# Finally test drove the trailer with the horses!



## Cacowgirl (Feb 19, 2011)

It will get easier, but good to always be aware that your "babies" are back there. I've seen some people really slam the horses around. I'm a little nervous to move my horses, as it is a 5-6 hour trip w/a trailer, but once they are "home" we can all relax a lot.


----------



## kait18 (Oct 11, 2011)

congrats i remember when i got my trailer in august and took 2 of my horses out. i was terrified. my dad had me practicing for a weeks without animals backing up, going straight, and turning lol. when it finally came to driving them around oh lord was i a nervous reck. thankfully my dad is a very calm person and really helped me learn to do things right.  my horses enjoyed there little road trip  but he said clean up was my job


----------



## Walkamile (Dec 29, 2008)

Congratulations Letagirlshowu! I remember my first time trailering my horses. Took me twice as long as it should have, but we arrived safely and the horses were fine. Phew!

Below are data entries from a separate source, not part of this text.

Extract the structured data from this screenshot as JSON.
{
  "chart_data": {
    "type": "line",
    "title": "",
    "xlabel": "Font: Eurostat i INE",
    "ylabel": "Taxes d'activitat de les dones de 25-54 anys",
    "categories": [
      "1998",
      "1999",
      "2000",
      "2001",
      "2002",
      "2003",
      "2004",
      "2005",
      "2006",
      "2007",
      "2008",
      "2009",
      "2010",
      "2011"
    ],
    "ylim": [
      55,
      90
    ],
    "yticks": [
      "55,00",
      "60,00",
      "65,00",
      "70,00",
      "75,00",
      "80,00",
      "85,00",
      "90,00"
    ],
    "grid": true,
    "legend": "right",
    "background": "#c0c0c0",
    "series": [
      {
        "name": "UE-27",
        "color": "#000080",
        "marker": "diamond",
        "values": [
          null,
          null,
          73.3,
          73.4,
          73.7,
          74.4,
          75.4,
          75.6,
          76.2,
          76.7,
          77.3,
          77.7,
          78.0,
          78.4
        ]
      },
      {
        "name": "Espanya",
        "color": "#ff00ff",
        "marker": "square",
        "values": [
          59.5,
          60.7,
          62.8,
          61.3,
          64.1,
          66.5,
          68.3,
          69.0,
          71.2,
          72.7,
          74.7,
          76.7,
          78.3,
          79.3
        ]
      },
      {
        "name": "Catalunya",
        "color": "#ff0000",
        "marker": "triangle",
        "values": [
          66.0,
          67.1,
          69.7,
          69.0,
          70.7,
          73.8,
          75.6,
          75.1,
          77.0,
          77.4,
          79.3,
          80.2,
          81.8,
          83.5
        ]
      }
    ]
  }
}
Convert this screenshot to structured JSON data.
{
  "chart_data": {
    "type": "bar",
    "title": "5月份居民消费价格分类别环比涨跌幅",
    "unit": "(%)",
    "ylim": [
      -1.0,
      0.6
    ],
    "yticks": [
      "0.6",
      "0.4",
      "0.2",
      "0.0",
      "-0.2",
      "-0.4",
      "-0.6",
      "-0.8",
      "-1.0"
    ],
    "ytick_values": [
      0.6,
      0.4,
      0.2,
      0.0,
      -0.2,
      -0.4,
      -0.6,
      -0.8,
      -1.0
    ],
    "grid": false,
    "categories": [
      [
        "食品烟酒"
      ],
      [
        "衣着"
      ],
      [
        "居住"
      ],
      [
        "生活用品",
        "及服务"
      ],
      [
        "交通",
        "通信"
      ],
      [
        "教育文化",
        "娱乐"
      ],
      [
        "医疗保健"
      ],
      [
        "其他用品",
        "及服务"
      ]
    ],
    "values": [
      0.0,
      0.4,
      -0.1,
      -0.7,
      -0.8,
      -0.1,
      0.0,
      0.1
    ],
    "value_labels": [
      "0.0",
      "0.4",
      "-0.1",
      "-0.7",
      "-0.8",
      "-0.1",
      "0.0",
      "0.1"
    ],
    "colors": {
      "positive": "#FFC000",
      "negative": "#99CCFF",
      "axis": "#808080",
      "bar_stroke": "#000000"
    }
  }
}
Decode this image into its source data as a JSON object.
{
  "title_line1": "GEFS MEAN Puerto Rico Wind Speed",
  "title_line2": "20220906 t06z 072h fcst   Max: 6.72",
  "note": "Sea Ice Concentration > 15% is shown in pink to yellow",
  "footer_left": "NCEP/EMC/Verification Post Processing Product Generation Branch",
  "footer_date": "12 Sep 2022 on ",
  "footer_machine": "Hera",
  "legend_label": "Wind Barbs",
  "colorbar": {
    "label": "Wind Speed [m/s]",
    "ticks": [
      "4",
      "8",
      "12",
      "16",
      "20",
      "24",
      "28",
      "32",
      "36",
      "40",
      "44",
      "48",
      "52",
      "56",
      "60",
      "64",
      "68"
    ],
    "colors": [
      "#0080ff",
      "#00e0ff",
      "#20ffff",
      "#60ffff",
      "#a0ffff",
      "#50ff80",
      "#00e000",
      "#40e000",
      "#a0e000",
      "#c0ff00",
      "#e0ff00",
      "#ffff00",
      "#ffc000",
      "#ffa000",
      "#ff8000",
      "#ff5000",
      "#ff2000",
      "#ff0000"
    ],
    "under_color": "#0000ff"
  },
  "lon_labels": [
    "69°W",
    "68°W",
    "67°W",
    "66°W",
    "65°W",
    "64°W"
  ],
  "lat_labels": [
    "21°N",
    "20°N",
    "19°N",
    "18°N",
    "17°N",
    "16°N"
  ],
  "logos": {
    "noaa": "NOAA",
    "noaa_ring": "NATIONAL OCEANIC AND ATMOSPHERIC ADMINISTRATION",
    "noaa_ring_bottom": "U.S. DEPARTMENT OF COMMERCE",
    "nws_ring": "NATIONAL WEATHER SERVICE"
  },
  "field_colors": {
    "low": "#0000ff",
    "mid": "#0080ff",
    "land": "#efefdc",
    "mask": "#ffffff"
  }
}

While I'm still a bit nervous, it's only for the idiot drivers that will wait and then pull out in front of me! :shock:


----------



## waresbear (Jun 18, 2011)

You'll get used it if you haul enough. Doesn't really take long, I have been hauling for decades but just got a brand new trailer this spring, took me twice to figure out how to back it, surprised me, I was quite good at it. You keep with it and it will be no big deal.


----------



## goneriding (Jun 6, 2011)

I cannot express enough having foresight when driving. There will always be an idiot like walkamile said pulling out in front of you. I have always said that when our youth take driving lessons they should have to learn to tow some type of trailer so they can understand when they get their license what is entailed when towing.


----------



## Darrin (Jul 11, 2011)

goneriding said:


> I cannot express enough having foresight when driving. There will always be an idiot like walkamile said pulling out in front of you. I have always said that when our youth take driving lessons they should have to learn to tow some type of trailer so they can understand when they get their license what is entailed when towing.

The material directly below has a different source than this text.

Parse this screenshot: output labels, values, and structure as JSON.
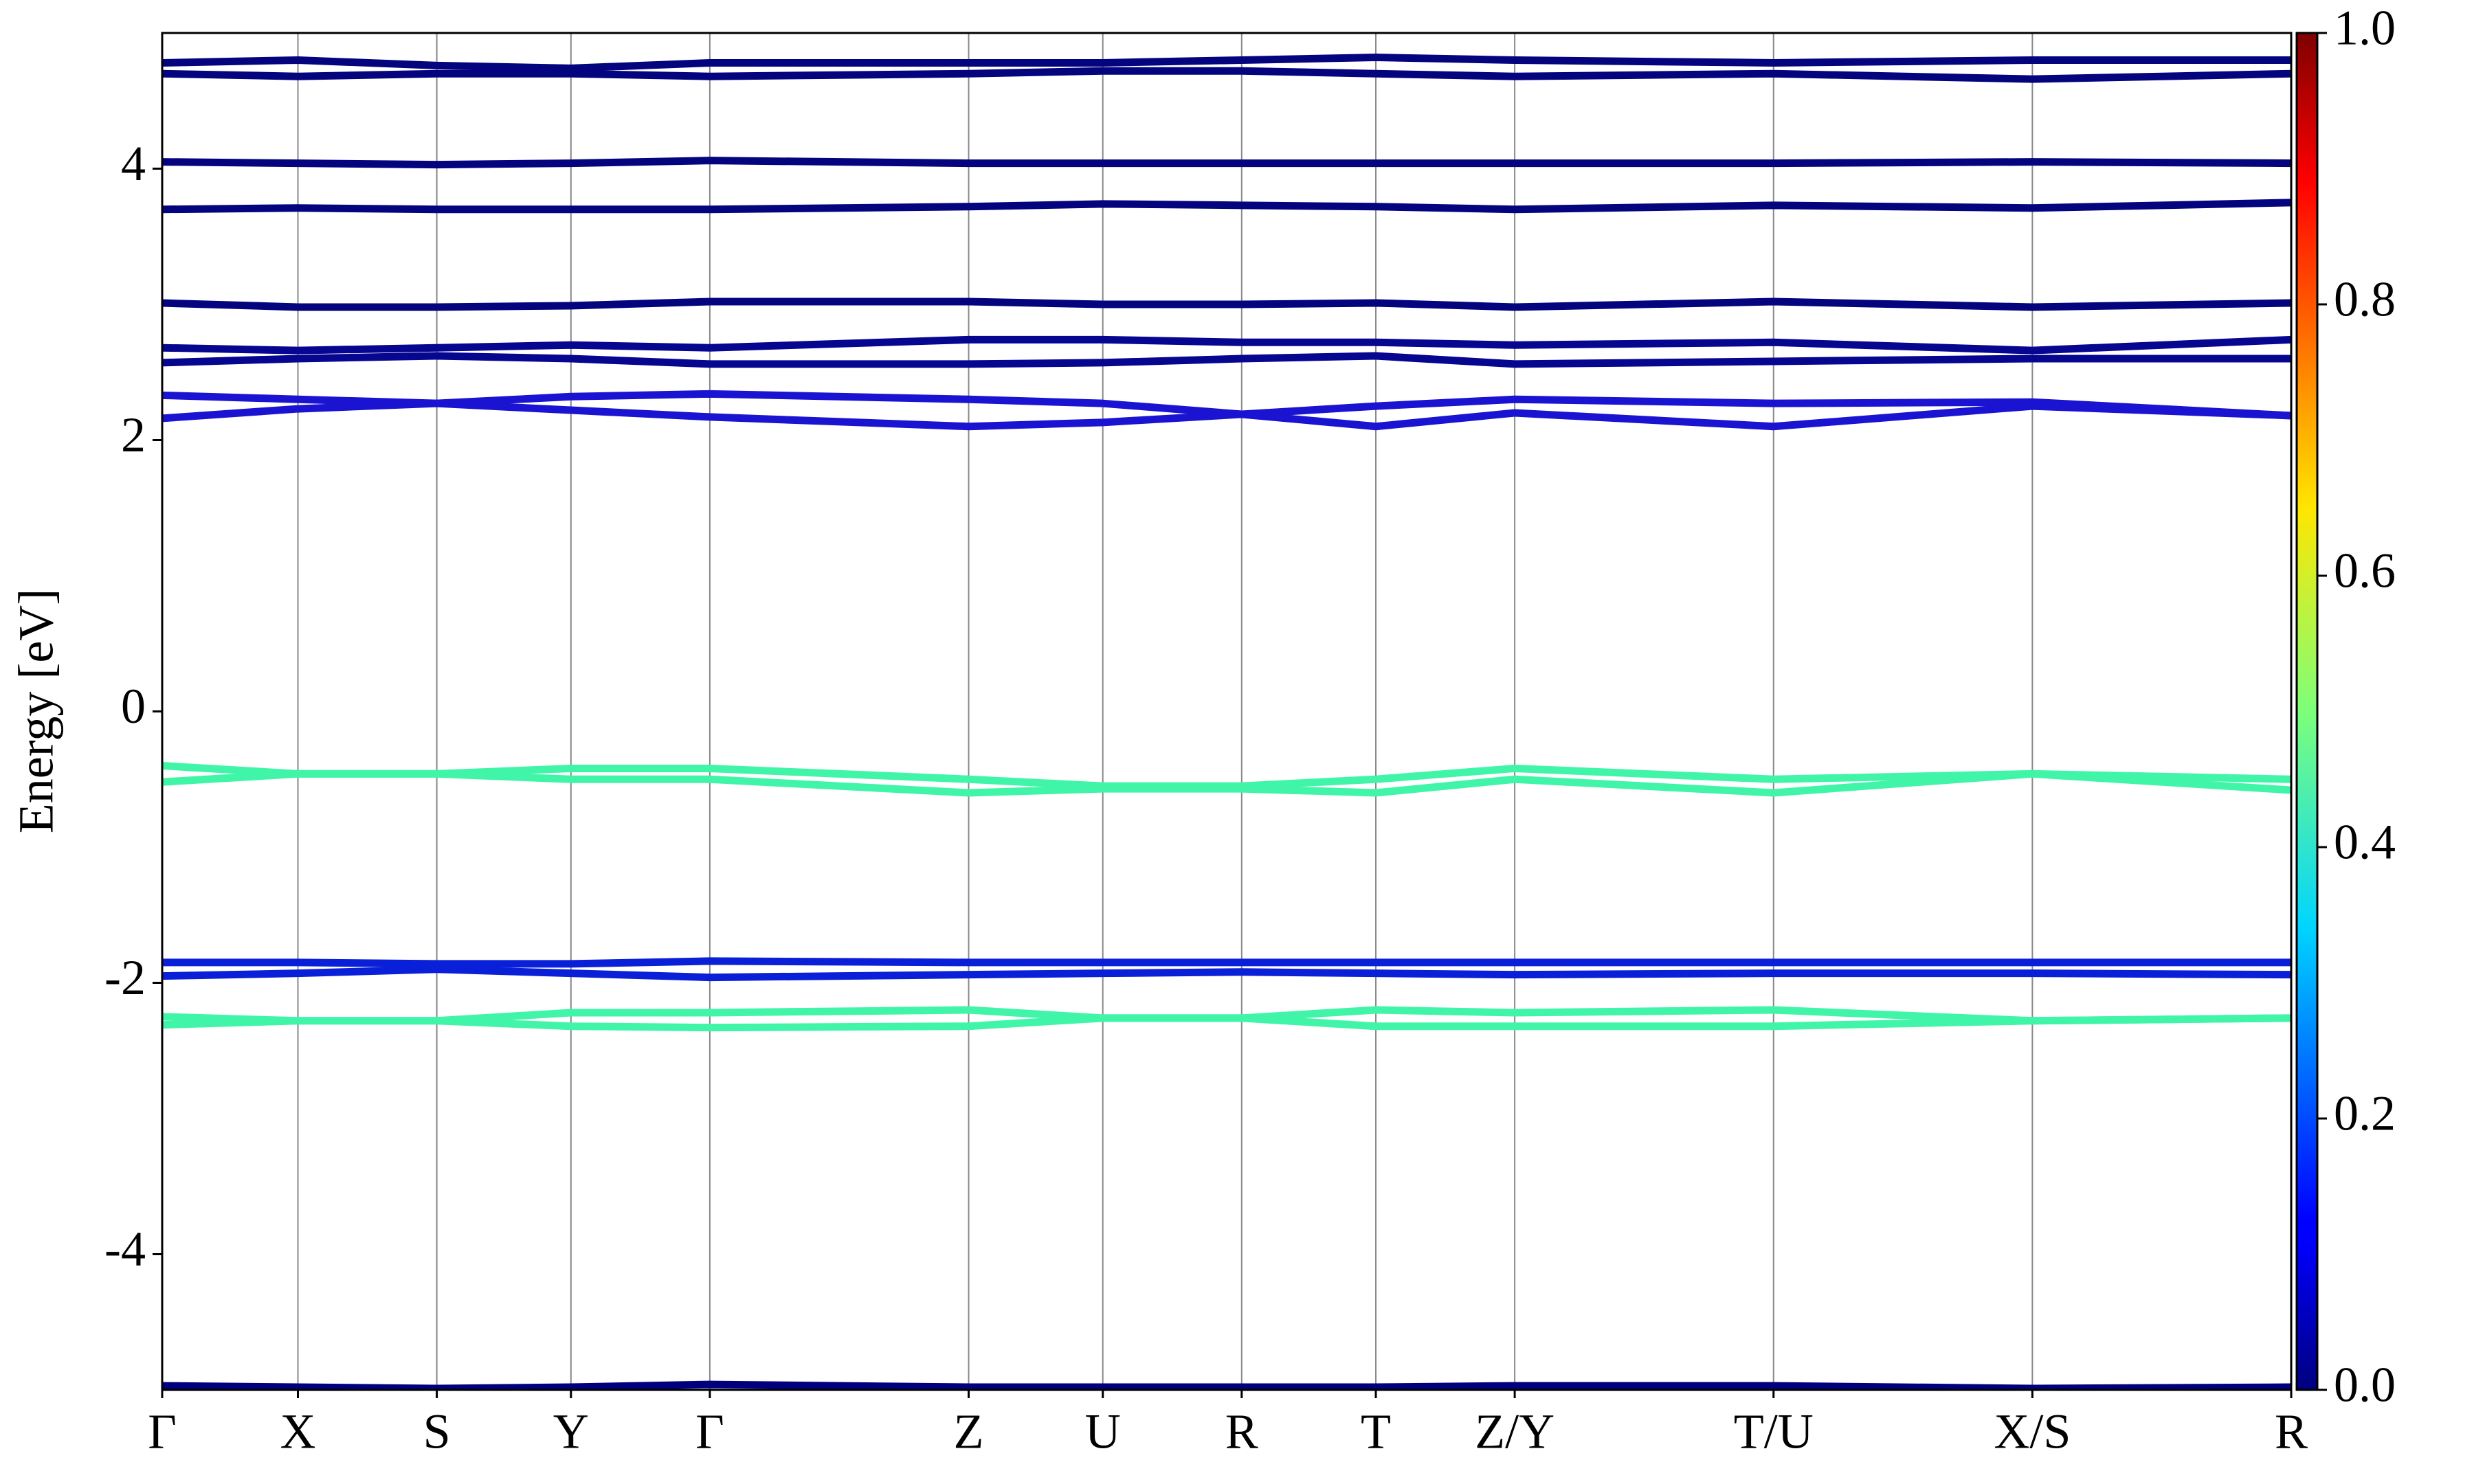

That and take a couple ride alongs with a truck driver.


----------



## newhorsemom (Jun 20, 2008)

You are a huge inspiration to me! I'm still a nervous wreck driving around with an EMPTY trailer. However, I am determined to tow that horse by spring though.


----------



## Skyseternalangel (Jul 23, 2011)

I haven't even tried trailering.. the idea freaks the hecklefish out of me! So good on you, missy! And congrats on the successful but short n' sweet trip round town


----------



## OuttatheBlue (Dec 8, 2011)

Congratulations! I LOVE being able to trailer my horse, makes it so much easier than having to find someone to haul me whenever I want to go someplace other than the barn.


----------